Microsoft Improves Its AI Translations with Z-Code

Microsoft Improves Its AI Translations with Z-Code

Microsoft today announced an upgrade to its translation services that promises dramatically enhanced translations across a wide number of language pairings owing to new machine learning algorithms. These new models frequently score between 3% and 15% better than the company’s prior models during blind evaluations, according to Project Z-Code, which employs a “spare Mixture of Experts” method. 

Z-Code is part of Microsoft’s larger XYZ-Code program, which aims to develop more powerful and useful AI systems by merging text, vision, and audio models across different languages. The term “mixture of experts” isn’t new, but it’s particularly relevant in the context of translation. At its most basic level, the system divides tasks into several subtasks before delegating them to smaller, more specialized models known as “experts.” Based on its own predictions, the model then determines which task to outsource to which expert. You may conceive of it as a model that incorporates numerous more specialized models, simplified.

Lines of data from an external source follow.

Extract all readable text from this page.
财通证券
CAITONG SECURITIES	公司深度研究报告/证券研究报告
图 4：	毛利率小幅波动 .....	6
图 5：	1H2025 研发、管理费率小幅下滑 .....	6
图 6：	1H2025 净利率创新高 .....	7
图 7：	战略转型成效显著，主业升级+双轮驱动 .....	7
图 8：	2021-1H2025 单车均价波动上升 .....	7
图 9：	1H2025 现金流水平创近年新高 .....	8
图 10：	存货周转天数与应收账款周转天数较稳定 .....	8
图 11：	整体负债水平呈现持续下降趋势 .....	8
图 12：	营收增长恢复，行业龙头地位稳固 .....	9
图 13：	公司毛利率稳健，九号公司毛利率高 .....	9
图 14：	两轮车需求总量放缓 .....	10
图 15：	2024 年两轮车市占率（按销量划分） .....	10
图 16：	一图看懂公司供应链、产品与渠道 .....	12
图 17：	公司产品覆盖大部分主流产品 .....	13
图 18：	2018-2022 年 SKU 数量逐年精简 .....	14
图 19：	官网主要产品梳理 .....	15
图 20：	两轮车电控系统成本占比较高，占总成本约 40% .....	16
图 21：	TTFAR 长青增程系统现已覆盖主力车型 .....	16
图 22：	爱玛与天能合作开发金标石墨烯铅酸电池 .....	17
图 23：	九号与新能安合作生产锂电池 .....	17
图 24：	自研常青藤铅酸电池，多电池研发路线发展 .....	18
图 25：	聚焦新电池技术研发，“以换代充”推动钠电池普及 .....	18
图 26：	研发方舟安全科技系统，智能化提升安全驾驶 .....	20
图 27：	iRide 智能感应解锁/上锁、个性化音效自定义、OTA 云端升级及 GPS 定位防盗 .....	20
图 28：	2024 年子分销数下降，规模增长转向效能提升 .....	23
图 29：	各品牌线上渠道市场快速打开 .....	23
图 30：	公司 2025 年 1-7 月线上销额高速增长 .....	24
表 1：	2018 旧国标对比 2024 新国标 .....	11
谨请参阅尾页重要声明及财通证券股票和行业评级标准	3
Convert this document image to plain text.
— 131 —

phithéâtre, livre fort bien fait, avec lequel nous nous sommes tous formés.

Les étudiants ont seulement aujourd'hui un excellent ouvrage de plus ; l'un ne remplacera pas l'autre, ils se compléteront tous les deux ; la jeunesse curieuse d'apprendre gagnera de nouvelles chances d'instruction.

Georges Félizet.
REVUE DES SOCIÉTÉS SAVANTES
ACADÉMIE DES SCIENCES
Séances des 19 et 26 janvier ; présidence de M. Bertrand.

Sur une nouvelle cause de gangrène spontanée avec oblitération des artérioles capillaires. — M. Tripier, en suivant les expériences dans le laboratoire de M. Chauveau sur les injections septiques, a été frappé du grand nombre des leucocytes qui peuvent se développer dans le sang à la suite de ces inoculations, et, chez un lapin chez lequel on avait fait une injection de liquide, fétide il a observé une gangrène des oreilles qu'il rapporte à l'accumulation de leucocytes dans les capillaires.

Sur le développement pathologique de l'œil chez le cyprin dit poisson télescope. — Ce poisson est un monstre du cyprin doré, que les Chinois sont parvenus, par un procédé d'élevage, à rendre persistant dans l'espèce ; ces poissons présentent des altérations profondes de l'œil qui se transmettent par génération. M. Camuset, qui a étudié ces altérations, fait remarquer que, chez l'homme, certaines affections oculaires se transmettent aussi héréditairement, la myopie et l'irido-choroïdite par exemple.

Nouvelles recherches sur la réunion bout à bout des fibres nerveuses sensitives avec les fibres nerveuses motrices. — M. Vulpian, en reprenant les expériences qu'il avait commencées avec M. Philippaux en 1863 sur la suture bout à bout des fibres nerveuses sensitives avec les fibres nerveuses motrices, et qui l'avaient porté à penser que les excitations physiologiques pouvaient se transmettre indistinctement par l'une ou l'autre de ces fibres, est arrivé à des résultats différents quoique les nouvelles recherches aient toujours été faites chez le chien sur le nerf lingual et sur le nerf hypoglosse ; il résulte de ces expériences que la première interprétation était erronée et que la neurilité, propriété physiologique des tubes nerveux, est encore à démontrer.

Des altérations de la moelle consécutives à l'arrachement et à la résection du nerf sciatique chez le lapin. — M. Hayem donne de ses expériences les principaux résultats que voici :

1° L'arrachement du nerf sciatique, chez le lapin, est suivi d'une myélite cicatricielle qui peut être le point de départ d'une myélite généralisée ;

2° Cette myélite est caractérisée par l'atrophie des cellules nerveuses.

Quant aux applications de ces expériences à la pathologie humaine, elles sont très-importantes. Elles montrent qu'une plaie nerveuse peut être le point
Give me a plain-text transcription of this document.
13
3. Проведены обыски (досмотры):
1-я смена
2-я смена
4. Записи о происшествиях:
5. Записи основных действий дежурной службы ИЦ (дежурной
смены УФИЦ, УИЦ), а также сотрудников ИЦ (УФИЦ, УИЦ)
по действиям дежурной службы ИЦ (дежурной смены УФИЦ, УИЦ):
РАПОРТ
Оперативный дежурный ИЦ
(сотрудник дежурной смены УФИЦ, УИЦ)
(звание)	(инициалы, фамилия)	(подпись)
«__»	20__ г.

“We’re making incredible progress with Z-Code because we’re leveraging both transfer learning and multitask learning from monolingual and multilingual data to create a state-of-the-art language model that we believe has the best combination of quality, performance, and efficiency that we can provide to our customers,” said Xuedong Huang, Microsoft technical fellow and Azure AI chief technology officer. As a consequence, a new system has been developed that can now immediately translate between ten languages, eliminating the need for numerous systems. 

Microsoft has lately begun to use Z-Code models to boost additional AI functions, such as entity identification, text summarization, custom text categorization, and key extraction. However, this is the first time it’s employed this method for a translation service. Translation models are notoriously huge, making them difficult to implement in a production context. 

However, the Microsoft team has used a “sparse” approach, activating only a limited number of model parameters per job rather than the entire system. “In the same way that it’s cheaper and more effective to just heat your house at the times of day when you need it and in the places that you routinely use, rather than keeping a furnace running full blast all of the time,” the team adds in today’s release.